Da perspectiva de uma cirurgiã, a Dra. Liz admitiu que, quando falava sobre o risco de dor persistente com suas pacientes, dava poucos detalhes. "Nem todas as pacientes evoluem com dor, e é difícil prever quando isso vai acontecer", disse a médica.
É difícil fazer com que as mulheres levem em consideração uma dor permanente que pode reduzir a sua qualidade de vida, disse Dra. Liz, "quando elas já estão enfrentando um diagnóstico de câncer e a perda de uma mama, sua imagem corporal e sua sexualidade".
Mas a médica também destacou que é importante conscientizar os profissionais de saúde e as pacientes sobre a possibilidade de dor persistente após o câncer, bem como disponibilizar métodos para o tratamento dessa dor, típicos e atípicos, para essas pacientes.

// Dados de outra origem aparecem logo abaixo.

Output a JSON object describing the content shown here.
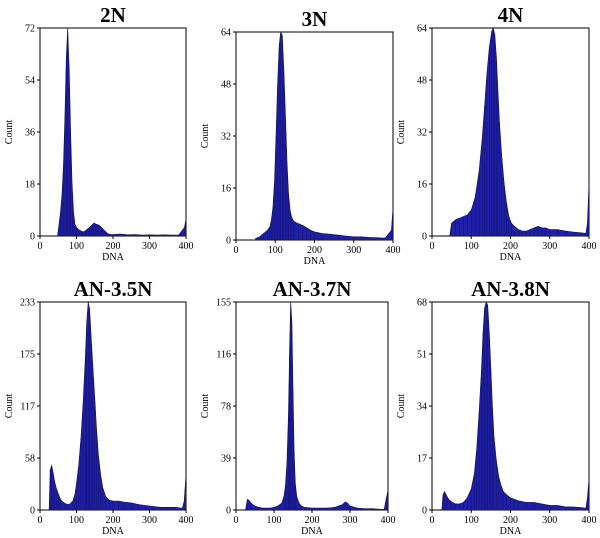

"Na primeira consulta no pós-operatório, os cirurgiões, enfermeiros e oncologistas poderiam avisar as mulheres sobre a possibilidade de sentirem dor e orientá-las sobre que fazer nesse caso", disse a Dra. Liz.
"É preciso informar os profissionais de saúde que a dor pode ser incapacitante, e também dizer às pacientes que a dor, infelizmente, pode ser um efeito colateral normal do tratamento."
Os autores do estudo e a Dra. Liz O'Riordan informaram não ter conflitos de interesses.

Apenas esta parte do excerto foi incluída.